Varied Layer Topologies in Luminescent Zinc Coordination Polymers with Flexible Aromatic ortho‐Dicarboxylate and Dipyridyl Ligands

Abstract

AbstractHydrothermal synthesis has afforded four divalent zinc flexible‐arm aromatic ortho‐dicarboxylate coordination polymers containing dipyridyl coligands. According to X‐ray crystallography, all four show layered coordination polymer structures. Nevertheless there is significant ligand influence on the nature of zinc atom aggregation and overall topology. In both {[Zn2(hmph)2(dpa)2]·2H2O}n (1) (hmph = homophthalate, dpa = 4, 4′‐dipyridylamine), and {[Zn2(hmph)2(dpe)2](ClO4)2·H2dpe·4H2O}n (2) [dpe = bis(4‐pyridyl)ethane], large {Zn2(hmph)2} dimeric units are evident, along with an overall herringbone (6, 3) layer topology.
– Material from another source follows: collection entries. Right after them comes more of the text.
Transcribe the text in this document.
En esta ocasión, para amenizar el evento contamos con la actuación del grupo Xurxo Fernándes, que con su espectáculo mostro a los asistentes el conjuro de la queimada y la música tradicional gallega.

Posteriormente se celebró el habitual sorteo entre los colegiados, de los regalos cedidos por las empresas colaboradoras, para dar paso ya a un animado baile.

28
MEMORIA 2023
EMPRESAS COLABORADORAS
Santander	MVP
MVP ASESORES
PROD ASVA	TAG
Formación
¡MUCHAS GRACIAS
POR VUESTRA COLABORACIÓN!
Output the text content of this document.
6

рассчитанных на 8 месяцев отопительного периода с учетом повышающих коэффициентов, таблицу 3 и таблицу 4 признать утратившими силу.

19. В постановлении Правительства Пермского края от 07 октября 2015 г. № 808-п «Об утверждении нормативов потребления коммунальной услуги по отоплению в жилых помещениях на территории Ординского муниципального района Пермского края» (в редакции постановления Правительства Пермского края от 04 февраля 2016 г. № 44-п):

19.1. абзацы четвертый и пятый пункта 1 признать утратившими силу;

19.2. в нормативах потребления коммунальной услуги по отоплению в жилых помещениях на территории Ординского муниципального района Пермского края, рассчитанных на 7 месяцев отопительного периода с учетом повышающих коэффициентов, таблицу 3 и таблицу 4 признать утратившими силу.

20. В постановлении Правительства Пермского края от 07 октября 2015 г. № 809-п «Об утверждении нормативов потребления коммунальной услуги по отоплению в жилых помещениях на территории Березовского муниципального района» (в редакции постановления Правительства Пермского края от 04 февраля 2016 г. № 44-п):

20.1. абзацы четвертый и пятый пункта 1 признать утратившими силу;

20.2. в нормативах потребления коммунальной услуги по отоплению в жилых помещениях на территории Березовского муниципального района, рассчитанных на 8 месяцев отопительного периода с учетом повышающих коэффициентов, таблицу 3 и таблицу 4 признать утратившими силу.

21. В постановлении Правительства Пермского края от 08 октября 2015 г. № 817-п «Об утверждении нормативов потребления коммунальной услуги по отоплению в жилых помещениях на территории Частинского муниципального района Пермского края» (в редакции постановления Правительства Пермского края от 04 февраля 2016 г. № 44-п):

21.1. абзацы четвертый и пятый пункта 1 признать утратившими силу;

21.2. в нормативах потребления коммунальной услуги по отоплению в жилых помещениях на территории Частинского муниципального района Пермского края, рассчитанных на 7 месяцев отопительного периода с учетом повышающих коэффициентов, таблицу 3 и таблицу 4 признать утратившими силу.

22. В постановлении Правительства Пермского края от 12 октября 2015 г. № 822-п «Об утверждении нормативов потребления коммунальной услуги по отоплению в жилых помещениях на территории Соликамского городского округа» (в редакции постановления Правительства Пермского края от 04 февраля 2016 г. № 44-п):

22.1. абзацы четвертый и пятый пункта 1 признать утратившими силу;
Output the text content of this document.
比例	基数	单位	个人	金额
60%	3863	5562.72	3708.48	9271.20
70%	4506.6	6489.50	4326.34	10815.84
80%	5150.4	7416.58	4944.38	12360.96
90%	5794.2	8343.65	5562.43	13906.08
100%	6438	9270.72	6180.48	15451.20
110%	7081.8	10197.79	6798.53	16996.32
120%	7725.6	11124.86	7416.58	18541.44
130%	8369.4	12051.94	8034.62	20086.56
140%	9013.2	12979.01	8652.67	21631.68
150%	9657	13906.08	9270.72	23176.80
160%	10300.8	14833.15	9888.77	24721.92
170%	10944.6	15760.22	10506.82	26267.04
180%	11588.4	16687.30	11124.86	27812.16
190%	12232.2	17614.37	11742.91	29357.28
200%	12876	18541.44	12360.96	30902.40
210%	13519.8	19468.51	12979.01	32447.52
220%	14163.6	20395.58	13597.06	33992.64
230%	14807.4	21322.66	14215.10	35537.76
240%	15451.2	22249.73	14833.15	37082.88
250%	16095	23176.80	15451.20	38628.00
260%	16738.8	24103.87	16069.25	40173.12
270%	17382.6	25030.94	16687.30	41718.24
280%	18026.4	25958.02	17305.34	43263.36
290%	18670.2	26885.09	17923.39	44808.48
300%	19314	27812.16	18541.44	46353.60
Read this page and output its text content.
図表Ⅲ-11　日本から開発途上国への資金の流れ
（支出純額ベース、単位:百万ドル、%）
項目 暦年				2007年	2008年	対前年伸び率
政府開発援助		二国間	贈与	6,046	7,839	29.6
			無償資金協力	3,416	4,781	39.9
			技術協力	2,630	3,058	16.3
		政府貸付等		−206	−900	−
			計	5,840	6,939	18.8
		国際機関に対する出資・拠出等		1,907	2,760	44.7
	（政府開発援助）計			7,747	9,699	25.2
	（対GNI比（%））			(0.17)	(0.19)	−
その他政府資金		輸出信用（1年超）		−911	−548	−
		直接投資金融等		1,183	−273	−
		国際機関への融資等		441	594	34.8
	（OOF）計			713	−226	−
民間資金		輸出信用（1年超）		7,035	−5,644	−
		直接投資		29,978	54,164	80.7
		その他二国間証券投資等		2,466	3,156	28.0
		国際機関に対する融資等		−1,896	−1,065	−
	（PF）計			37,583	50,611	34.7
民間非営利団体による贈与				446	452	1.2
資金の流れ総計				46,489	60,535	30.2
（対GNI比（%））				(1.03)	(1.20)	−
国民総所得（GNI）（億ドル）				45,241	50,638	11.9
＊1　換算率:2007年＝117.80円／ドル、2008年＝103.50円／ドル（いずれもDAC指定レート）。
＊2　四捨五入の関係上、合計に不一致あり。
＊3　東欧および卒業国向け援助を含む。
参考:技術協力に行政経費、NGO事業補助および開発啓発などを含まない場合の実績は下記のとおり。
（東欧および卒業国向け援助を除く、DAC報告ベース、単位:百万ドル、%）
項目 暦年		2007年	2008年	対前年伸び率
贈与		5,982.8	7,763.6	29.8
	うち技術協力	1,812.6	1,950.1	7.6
The longer span of the dpe ligands results in larger incipient channels, which can accommodate protonated dpe dications and perchlorate counterions. In {[Zn2(hmph)2(3‐pna)]·H2O}n (3) (3‐pna = 3‐pyridylnicotinamide), {Zn2(OCO)2} anti‐syn bridged dimers and {Zn2(OCO)4} syn‐syn paddlewheel dimers coexist and are linked together by hmph and 3‐pna ligands into decorated (4, 4) grid coordination polymer layers. {[Zn(1, 2‐phda)(3‐pina)]·2H2O}n (4) (1, 2‐phda = 1, 2‐phenylenediacetate, 3‐pina = 3‐pyridylisonicotinamide) manifests an undulating (4, 4) grid structure with isolated zinc atoms; the “wavelength” of the layers measures over 40 Å. Luminescent properties of these materials are also reported.